Он стоял у дверей, не вынимая рук из карманов плаща, пока его люди разговаривали с посетителями и обыскивали их. Мужчина, у которого была отмычка, улыбаясь, поднял руки, затем показал свое удостоверение личности. Симони нахмурился и подошел ближе. — Смотри-ка! — проговорил он.— Любопытная встреча! Я как раз хотел тебя повидать. И уже давно. Ты был в отъезде?
Мужчина побледнел:
— Меня? Но я не понимаю.
— Значит, ты покинул Пигаль? Небось, запахло жареным, а?
— У него вроде все в порядке, шеф,— сказал проверявший документы полицейский.
Симони взял документы из рук своего помощника и перелистал их.
— Дюмулен Раймон,— громко прочел он,—коммивояжер. Конечно! Эта профессия дает доступ всюду. Как отмычка. Добыл себе фальшивые документы. Замечательно!
— Но я ничего не сделал!
— Ты бросил Люсету, чего не следовало делать. Это она тебя подзаложила.
— Я стал честным человеком и..,
— Это ты мне расскажешь завтра утром в моем кабинете. Ну-ка, заберите этого джентльмена.

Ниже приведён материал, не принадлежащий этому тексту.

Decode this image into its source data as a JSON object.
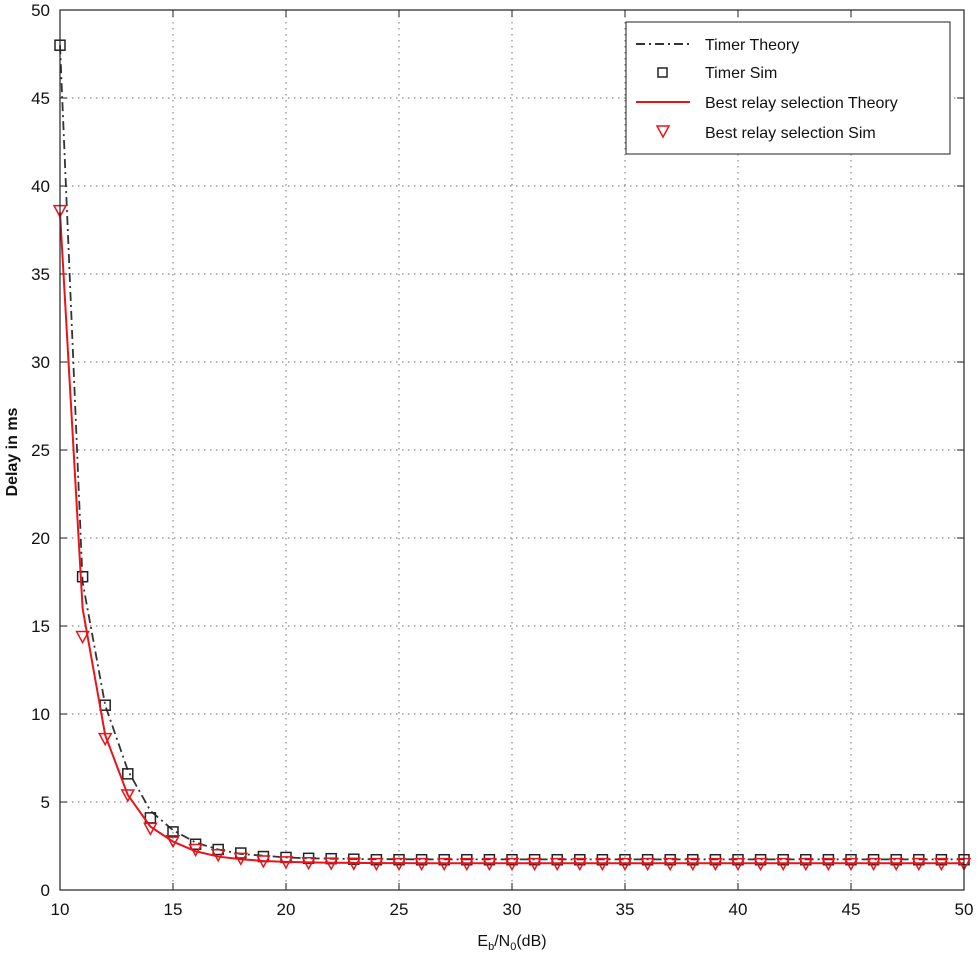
{
  "chart_data": {
    "type": "line",
    "xlabel": {
      "base": "E",
      "sub1": "b",
      "mid": "/N",
      "sub2": "0",
      "tail": "(dB)"
    },
    "ylabel": "Delay in ms",
    "xlim": [
      10,
      50
    ],
    "ylim": [
      0,
      50
    ],
    "xticks": [
      "10",
      "15",
      "20",
      "25",
      "30",
      "35",
      "40",
      "45",
      "50"
    ],
    "yticks": [
      "0",
      "5",
      "10",
      "15",
      "20",
      "25",
      "30",
      "35",
      "40",
      "45",
      "50"
    ],
    "grid": true,
    "legend_position": "top-right",
    "x": [
      10,
      11,
      12,
      13,
      14,
      15,
      16,
      17,
      18,
      19,
      20,
      21,
      22,
      23,
      24,
      25,
      26,
      27,
      28,
      29,
      30,
      31,
      32,
      33,
      34,
      35,
      36,
      37,
      38,
      39,
      40,
      41,
      42,
      43,
      44,
      45,
      46,
      47,
      48,
      49,
      50
    ],
    "series": [
      {
        "name": "Timer Theory",
        "style": "dash-dot",
        "color": "#333333",
        "values": [
          48,
          17.5,
          10.5,
          6.8,
          4.5,
          3.4,
          2.7,
          2.3,
          2.05,
          1.95,
          1.85,
          1.8,
          1.78,
          1.76,
          1.75,
          1.75,
          1.74,
          1.74,
          1.74,
          1.74,
          1.74,
          1.74,
          1.74,
          1.74,
          1.74,
          1.74,
          1.74,
          1.74,
          1.74,
          1.74,
          1.74,
          1.74,
          1.74,
          1.74,
          1.74,
          1.74,
          1.74,
          1.74,
          1.74,
          1.74,
          1.74
        ]
      },
      {
        "name": "Timer Sim",
        "style": "square-marker",
        "color": "#222222",
        "values": [
          48,
          17.8,
          10.5,
          6.6,
          4.1,
          3.3,
          2.6,
          2.3,
          2.1,
          1.9,
          1.85,
          1.8,
          1.78,
          1.75,
          1.72,
          1.72,
          1.72,
          1.72,
          1.72,
          1.72,
          1.72,
          1.72,
          1.72,
          1.72,
          1.72,
          1.72,
          1.72,
          1.72,
          1.72,
          1.72,
          1.72,
          1.72,
          1.72,
          1.72,
          1.72,
          1.72,
          1.72,
          1.72,
          1.72,
          1.72,
          1.72
        ]
      },
      {
        "name": "Best relay selection Theory",
        "style": "solid",
        "color": "#e8141a",
        "values": [
          38.5,
          16,
          8.8,
          5.4,
          3.6,
          2.75,
          2.2,
          1.9,
          1.75,
          1.65,
          1.6,
          1.57,
          1.55,
          1.54,
          1.53,
          1.53,
          1.52,
          1.52,
          1.52,
          1.52,
          1.52,
          1.52,
          1.52,
          1.52,
          1.52,
          1.52,
          1.52,
          1.52,
          1.52,
          1.52,
          1.52,
          1.52,
          1.52,
          1.52,
          1.52,
          1.52,
          1.52,
          1.52,
          1.52,
          1.52,
          1.52
        ]
      },
      {
        "name": "Best relay selection Sim",
        "style": "triangle-down-marker",
        "color": "#e8141a",
        "values": [
          38.6,
          14.4,
          8.6,
          5.4,
          3.5,
          2.8,
          2.3,
          2.0,
          1.8,
          1.65,
          1.6,
          1.55,
          1.53,
          1.52,
          1.5,
          1.5,
          1.5,
          1.5,
          1.5,
          1.5,
          1.5,
          1.5,
          1.5,
          1.5,
          1.5,
          1.5,
          1.5,
          1.5,
          1.5,
          1.5,
          1.5,
          1.5,
          1.5,
          1.5,
          1.5,
          1.5,
          1.5,
          1.5,
          1.5,
          1.5,
          1.5
        ]
      }
    ]
  }
}
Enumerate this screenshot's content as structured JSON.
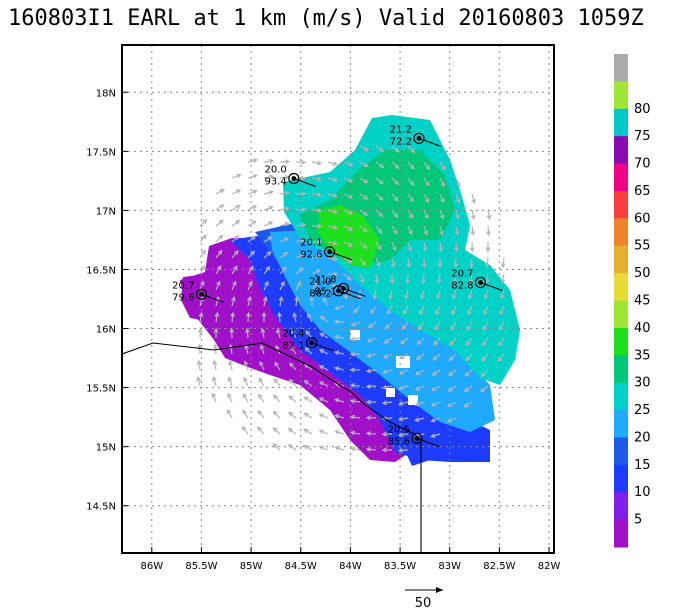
{
  "chart_data": {
    "type": "heatmap",
    "title": "160803I1 EARL at 1 km (m/s) Valid 20160803 1059Z",
    "x_tick_labels": [
      "86W",
      "85.5W",
      "85W",
      "84.5W",
      "84W",
      "83.5W",
      "83W",
      "82.5W",
      "82W"
    ],
    "x_ticks": [
      -86,
      -85.5,
      -85,
      -84.5,
      -84,
      -83.5,
      -83,
      -82.5,
      -82
    ],
    "y_tick_labels": [
      "14.5N",
      "15N",
      "15.5N",
      "16N",
      "16.5N",
      "17N",
      "17.5N",
      "18N"
    ],
    "y_ticks": [
      14.5,
      15,
      15.5,
      16,
      16.5,
      17,
      17.5,
      18
    ],
    "xlim": [
      -86.3,
      -81.95
    ],
    "ylim": [
      14.1,
      18.4
    ],
    "grid": true,
    "colorbar": {
      "levels": [
        5,
        10,
        15,
        20,
        25,
        30,
        35,
        40,
        45,
        50,
        55,
        60,
        65,
        70,
        75,
        80
      ],
      "labels": [
        "5",
        "10",
        "15",
        "20",
        "25",
        "30",
        "35",
        "40",
        "45",
        "50",
        "55",
        "60",
        "65",
        "70",
        "75",
        "80"
      ],
      "colors": [
        "#a010c8",
        "#8020e8",
        "#1e3cff",
        "#1e5ae8",
        "#1eaaff",
        "#00d2c8",
        "#00c878",
        "#1ee11e",
        "#a0e632",
        "#e6dc32",
        "#e6af2d",
        "#f08228",
        "#fa3c3c",
        "#f00082",
        "#8c0ab4",
        "#00c8c8",
        "#a0e632",
        "#aaaaaa"
      ]
    },
    "vector_scale_label": "50",
    "annotations": [
      {
        "lon": -84.57,
        "lat": 17.27,
        "value_top": "20.0",
        "value_bottom": "93.4"
      },
      {
        "lon": -83.31,
        "lat": 17.61,
        "value_top": "21.2",
        "value_bottom": "72.2"
      },
      {
        "lon": -84.21,
        "lat": 16.65,
        "value_top": "20.1",
        "value_bottom": "92.6"
      },
      {
        "lon": -82.69,
        "lat": 16.39,
        "value_top": "20.7",
        "value_bottom": "82.8"
      },
      {
        "lon": -85.5,
        "lat": 16.29,
        "value_top": "20.7",
        "value_bottom": "79.6"
      },
      {
        "lon": -84.07,
        "lat": 16.34,
        "value_top": "21.8",
        "value_bottom": "85.1"
      },
      {
        "lon": -84.12,
        "lat": 16.32,
        "value_top": "21.0",
        "value_bottom": "88.2"
      },
      {
        "lon": -84.39,
        "lat": 15.88,
        "value_top": "20.4",
        "value_bottom": "82.1"
      },
      {
        "lon": -83.33,
        "lat": 15.07,
        "value_top": "20.5",
        "value_bottom": "85.6"
      }
    ]
  }
}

— Но я же ничего не сделал!
— Возможно! Во всяком случае, тебя разыскиваю не только я. Подожди, сосчитаю... Один, два, три, четыре прокуратуры. Включая версальскую, которая славится своей строгостью. Но ты избежишь наказания по совокупности преступлений. Давай шевелись, мне надо работать.

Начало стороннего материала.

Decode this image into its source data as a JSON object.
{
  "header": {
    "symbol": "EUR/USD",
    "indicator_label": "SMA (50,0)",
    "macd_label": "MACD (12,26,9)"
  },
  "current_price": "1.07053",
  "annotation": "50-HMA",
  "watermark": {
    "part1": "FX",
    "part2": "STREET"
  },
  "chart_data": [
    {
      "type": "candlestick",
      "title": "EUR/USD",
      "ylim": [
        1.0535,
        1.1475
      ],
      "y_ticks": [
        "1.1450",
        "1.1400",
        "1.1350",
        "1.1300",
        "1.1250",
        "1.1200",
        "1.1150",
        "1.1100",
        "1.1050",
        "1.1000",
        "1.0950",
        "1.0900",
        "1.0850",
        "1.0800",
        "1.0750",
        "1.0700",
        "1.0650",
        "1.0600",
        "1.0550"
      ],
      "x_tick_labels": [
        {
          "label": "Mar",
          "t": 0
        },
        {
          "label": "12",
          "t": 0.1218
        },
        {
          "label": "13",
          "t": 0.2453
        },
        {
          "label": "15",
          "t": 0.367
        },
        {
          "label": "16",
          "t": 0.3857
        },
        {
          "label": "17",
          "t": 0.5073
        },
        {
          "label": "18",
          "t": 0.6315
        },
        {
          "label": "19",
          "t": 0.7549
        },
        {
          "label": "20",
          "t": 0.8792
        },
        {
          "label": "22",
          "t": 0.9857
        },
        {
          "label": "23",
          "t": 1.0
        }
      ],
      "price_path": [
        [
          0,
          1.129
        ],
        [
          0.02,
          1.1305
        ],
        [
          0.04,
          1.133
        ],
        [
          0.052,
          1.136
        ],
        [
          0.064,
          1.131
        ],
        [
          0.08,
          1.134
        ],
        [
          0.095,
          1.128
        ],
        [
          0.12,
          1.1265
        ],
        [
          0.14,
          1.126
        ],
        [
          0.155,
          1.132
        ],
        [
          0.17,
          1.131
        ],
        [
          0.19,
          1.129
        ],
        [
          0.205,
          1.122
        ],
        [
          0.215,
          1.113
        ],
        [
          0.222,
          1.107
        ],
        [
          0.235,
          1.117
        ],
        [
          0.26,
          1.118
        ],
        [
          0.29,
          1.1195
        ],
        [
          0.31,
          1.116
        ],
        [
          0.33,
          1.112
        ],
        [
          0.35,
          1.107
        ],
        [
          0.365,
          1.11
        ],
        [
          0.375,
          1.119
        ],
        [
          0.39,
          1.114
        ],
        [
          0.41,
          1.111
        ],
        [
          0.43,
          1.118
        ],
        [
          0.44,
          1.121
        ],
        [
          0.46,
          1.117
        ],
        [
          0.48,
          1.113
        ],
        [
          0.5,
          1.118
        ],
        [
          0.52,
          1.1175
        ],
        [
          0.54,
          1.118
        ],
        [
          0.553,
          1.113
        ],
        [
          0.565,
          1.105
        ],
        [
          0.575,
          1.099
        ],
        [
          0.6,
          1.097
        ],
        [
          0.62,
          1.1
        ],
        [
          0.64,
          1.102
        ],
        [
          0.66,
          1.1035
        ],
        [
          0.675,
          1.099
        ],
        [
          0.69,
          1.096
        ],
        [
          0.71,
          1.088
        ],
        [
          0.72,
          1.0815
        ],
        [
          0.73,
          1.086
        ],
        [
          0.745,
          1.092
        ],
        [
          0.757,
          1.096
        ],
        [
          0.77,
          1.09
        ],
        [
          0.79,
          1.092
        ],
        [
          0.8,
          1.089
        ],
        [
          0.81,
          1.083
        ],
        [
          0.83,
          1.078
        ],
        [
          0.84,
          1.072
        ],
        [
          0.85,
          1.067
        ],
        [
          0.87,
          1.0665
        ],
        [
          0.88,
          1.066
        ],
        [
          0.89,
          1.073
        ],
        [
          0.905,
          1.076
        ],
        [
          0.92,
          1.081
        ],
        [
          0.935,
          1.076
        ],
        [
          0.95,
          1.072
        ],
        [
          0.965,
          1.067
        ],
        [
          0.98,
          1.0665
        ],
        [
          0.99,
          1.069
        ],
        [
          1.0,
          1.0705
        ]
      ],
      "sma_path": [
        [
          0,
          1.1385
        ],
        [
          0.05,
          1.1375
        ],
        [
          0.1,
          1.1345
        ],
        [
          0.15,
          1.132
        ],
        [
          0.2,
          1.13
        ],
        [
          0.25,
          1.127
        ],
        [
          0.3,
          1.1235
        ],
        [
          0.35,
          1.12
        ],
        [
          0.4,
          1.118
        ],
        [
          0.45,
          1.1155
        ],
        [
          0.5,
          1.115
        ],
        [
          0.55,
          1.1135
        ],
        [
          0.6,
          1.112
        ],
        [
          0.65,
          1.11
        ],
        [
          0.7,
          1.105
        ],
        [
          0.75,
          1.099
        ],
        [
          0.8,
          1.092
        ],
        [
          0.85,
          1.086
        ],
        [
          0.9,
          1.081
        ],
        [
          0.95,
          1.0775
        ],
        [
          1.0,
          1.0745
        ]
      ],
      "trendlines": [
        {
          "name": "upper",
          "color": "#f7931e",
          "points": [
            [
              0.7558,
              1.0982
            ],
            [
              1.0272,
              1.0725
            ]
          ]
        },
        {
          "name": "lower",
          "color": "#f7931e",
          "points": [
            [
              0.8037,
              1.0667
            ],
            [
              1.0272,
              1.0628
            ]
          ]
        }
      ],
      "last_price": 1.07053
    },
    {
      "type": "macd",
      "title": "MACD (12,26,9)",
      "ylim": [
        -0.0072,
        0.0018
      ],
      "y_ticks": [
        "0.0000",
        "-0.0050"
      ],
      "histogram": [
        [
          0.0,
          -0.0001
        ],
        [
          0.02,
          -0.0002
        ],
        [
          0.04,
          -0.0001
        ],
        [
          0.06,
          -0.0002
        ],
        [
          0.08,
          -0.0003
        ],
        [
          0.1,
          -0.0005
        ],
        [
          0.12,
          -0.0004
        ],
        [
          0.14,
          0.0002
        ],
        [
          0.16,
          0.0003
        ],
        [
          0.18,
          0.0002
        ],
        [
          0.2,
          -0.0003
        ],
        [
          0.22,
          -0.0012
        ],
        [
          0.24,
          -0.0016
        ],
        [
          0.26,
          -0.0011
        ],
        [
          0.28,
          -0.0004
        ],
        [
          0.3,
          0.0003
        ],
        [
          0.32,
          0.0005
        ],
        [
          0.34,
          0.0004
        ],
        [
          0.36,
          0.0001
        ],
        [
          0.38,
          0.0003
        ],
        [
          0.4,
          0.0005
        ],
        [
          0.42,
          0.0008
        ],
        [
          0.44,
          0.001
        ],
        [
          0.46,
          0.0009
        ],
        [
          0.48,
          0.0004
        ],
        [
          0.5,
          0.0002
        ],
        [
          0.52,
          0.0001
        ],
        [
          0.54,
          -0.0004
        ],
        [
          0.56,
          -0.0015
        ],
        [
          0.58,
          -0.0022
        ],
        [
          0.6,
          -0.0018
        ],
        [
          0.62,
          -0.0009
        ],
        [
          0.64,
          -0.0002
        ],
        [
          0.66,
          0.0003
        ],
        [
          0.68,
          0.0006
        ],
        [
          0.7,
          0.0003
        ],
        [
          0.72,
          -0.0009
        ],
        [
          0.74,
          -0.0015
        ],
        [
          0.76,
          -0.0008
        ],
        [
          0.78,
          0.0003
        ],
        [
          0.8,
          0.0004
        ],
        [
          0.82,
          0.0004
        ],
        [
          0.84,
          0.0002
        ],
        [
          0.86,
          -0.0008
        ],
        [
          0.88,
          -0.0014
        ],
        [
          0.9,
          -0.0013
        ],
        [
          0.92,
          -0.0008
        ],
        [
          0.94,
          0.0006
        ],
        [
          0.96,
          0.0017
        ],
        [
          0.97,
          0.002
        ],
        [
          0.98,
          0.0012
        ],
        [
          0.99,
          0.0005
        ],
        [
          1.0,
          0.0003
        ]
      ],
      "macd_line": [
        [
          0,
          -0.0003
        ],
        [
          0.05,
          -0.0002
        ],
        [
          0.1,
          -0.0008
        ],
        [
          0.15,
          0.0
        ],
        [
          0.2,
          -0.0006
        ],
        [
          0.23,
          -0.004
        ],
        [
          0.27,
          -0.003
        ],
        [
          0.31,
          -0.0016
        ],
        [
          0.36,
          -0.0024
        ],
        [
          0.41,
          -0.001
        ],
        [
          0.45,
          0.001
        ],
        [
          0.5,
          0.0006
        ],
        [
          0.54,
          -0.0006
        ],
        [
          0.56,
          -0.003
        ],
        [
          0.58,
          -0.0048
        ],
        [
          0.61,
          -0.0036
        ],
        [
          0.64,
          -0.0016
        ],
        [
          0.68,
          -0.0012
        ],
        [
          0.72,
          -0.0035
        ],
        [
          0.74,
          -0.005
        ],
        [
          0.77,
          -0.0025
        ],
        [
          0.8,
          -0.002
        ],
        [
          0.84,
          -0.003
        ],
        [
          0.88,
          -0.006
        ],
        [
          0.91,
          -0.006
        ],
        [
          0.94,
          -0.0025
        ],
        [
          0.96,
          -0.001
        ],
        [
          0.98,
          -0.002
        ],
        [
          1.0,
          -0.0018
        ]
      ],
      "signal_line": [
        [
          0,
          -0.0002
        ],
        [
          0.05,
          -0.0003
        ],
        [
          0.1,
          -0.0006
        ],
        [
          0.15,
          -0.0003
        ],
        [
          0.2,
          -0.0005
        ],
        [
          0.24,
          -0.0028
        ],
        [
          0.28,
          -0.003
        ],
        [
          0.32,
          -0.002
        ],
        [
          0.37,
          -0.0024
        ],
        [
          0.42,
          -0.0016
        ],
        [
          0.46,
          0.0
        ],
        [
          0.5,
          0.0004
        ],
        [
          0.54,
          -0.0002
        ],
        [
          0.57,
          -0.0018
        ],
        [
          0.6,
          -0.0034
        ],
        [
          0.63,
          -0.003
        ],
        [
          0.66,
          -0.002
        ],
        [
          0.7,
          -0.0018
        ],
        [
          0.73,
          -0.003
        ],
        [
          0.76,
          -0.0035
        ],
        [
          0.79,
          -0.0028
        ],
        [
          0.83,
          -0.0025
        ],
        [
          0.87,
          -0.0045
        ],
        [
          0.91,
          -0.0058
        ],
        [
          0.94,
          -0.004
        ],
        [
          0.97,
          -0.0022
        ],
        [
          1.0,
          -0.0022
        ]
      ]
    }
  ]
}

В три часа утра у Шенье из сотни задержанных осталось лишь двое, не имеющих права на жительство, иностранец, незаконно находившийся в Париже, трое подростков, выбравших явно не ту дорогу в жизни, и один сумасшедший, который во что бы то ни стало хотел позвонить Елизавете.
И ничего, что касалось бы дела Сильвера. Ничегошеньки! И самое неприятное, что назавтра предстояло объяснение с префектом.В ресторане у Марселя было пусто. Через раскрытые двери доносились запахи кухни. В этот час, когда все уже поели, они вызывали отвращение.
Лишь иногда заходил какой-нибудь человек, быстро пропускал стаканчик, облокотившись о стойку бара, и шагал дальше навстречу своей судьбе.Не спеша прошла девица, бросив безнадежный взгляд на зал ресторана.
— Я явился к вам не затем, чтобы тратить попусту ваше и свое время,— сказал Вандербрук.— Я слишком деловой человек. А дело, которое я хочу предложить вам, настоящее золотое дно.
Он уселся поудобней на диванчике, обитом трипом, и затянулся сигарой.
— Месье,— произнес он,— поскольку вы являетесь третнером Кида Черча, хочу, прежде всего, сделать вам одно признание. В настоящее время я представляю пятнадцать, миллионов. Завтра я буду стоить двадцать. Затем...
Он сделал неопределенный жест рукой, и бриллиант на его безымянном пальце сверкнул в лучах вечернего солнца, как маленькая звездочка.